I wouldn't be the reporter she would choose.Hard and compact, these are details that are alive as the narrator tells it, and reveals a slight change in tone, where the foregrounding scene in the conference is an evocation of stasis, entropy and this scene of the past, where there is life, vivacity, real emotions witnessed. Here there is history, here there are events that mark a consciousness still forming a world view.
It’s not a big moment, not a third act of a Hollywood movie where there is some moral that’s learned the hard way and the beginnings of a mythologized justice being brought to bear on what has been amiss. Hazard’s narrator has only a fleeting regret, the recognition of an unspecified opportunity missed .
But here I am, Luanne, to say I regret
the vast rock between us. For all I know,
the dogs of your other life—not frisky,
not mean, not especially sweet—have been
steady, staring for scraps or staring from a porch
at grass in a breeze. For all I know,
your other dogs were happy and lived forever.

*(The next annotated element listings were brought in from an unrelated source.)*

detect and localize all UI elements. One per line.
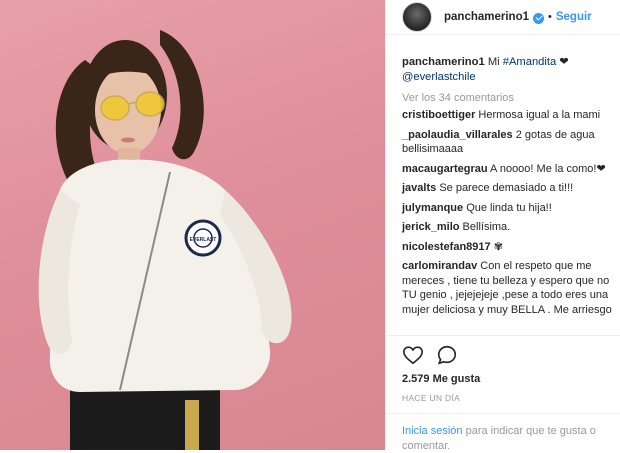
comment: javalts Se parece demasiado a ti!!! [402, 181, 614, 196]
comment: jerick_milo Bellísima. [402, 220, 614, 235]
comment: nicolestefan8917 ✾ [402, 240, 614, 255]
comment-username[interactable]: jerick_milo [402, 221, 459, 233]
comment-username[interactable]: _paolaudia_villarales [402, 129, 513, 141]
comment-username[interactable]: macaugartegrau [402, 163, 488, 175]
caption-hashtag[interactable]: #Amandita [503, 56, 557, 68]
comment-text: ✾ [493, 240, 503, 253]
comment-text: Hermosa igual a la mami [478, 109, 601, 121]
svg-text:EVERLAST: EVERLAST [190, 237, 217, 243]
comment: cristiboettiger Hermosa igual a la mami [402, 108, 614, 123]
pants-stripe [185, 400, 199, 450]
avatar[interactable] [402, 2, 432, 32]
heart-outline-icon[interactable] [402, 344, 424, 366]
lips [121, 137, 135, 143]
photo-illustration: EVERLAST [38, 30, 292, 450]
post-caption: panchamerino1 Mi #Amandita ❤ @everlastch… [402, 55, 612, 85]
header-username[interactable]: panchamerino1 [444, 11, 529, 23]
comment-username[interactable]: cristiboettiger [402, 109, 475, 121]
likes-count[interactable]: 2.579 Me gusta [402, 373, 480, 385]
comment-username[interactable]: carlomirandav [402, 260, 477, 272]
comment-text: Se parece demasiado a ti!!! [439, 182, 574, 194]
login-link[interactable]: Inicia sesión [402, 425, 463, 437]
login-prompt: Inicia sesión para indicar que te gusta … [386, 413, 620, 453]
comment-username[interactable]: nicolestefan8917 [402, 241, 491, 253]
post-sidebar: panchamerino1 • Seguir panchamerino1 Mi … [385, 0, 620, 453]
jacket-body [49, 159, 271, 392]
comment-username[interactable]: julymanque [402, 202, 463, 214]
comment-username[interactable]: javalts [402, 182, 436, 194]
comment-bubble-icon[interactable] [436, 344, 458, 366]
post-date: HACE UN DÍA [402, 393, 461, 403]
comment: julymanque Que linda tu hija!! [402, 201, 614, 216]
lens-left [100, 95, 130, 121]
view-all-comments-link[interactable]: Ver los 34 comentarios [402, 92, 514, 104]
comment: carlomirandav Con el respeto que me mere… [402, 259, 614, 317]
post-photo[interactable]: EVERLAST [0, 0, 385, 450]
caption-username[interactable]: panchamerino1 [402, 56, 485, 68]
post-header: panchamerino1 • Seguir [386, 0, 620, 35]
lens-right [135, 91, 165, 117]
caption-heart: ❤ [559, 56, 569, 68]
comment: _paolaudia_villarales 2 gotas de agua be… [402, 128, 614, 157]
header-separator: • [548, 11, 552, 23]
comment-text: A noooo! Me la como!❤ [490, 162, 606, 175]
comment-text: Bellísima. [462, 221, 511, 233]
caption-mention[interactable]: @everlastchile [402, 71, 476, 83]
comments-list: cristiboettiger Hermosa igual a la mami … [402, 108, 614, 322]
verified-badge-icon [533, 12, 544, 24]
comment-text: Que linda tu hija!! [466, 201, 552, 214]
comment: macaugartegrau A noooo! Me la como!❤ [402, 162, 614, 177]
login-prompt-text: Inicia sesión para indicar que te gusta … [402, 424, 607, 453]
follow-button[interactable]: Seguir [556, 11, 592, 23]
caption-text: Mi [487, 56, 500, 68]
action-bar [386, 335, 620, 376]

Hazard’s instincts here are right sized for the size of the perception he sought to convey on paper; this poem has the unlabored purity of the passing thought; it is the best that someone already ensconced in the complications of their life can do as the memory and
unresolved nature of whatever happened to? arises and distracts the bearer from the faces in front of him. It’s a thought that has to be tied up in a hasty knot, a botched ribbon as present circumstances demand an audience. One concludes with a soft regret of the distance that has grown between them, an admission that admits no guilt, no self-incrimination, and a bland wish that Luanne has in the intervening time prospered somehow and that he dogs , if she still kept them, lived long and prospered with her. What I appreciate here is the lack of specifics beyond the accident involving Luanne’s dog; the lines are graceful and taut in equal measure, and achieve a balance of composition. Anymore freight might have compelled Hazard to offer up a dirge along the lines of Robert Lowell, a dangerous poet to model yourself after. Hazard’s intents are much more modest and this poem has an admirable precision in getting at inglorious subject: middle aged man remembers a girl from school who’s image he cannot wait to shuttle off again into some obscure corner of the mind. There comes a time, always, when you have to stop rummaging around the attic and move fore worth with what needs to be done now; laundry, shopping, bill paying, a kiss for the woman you love in this life, not the one you left behind.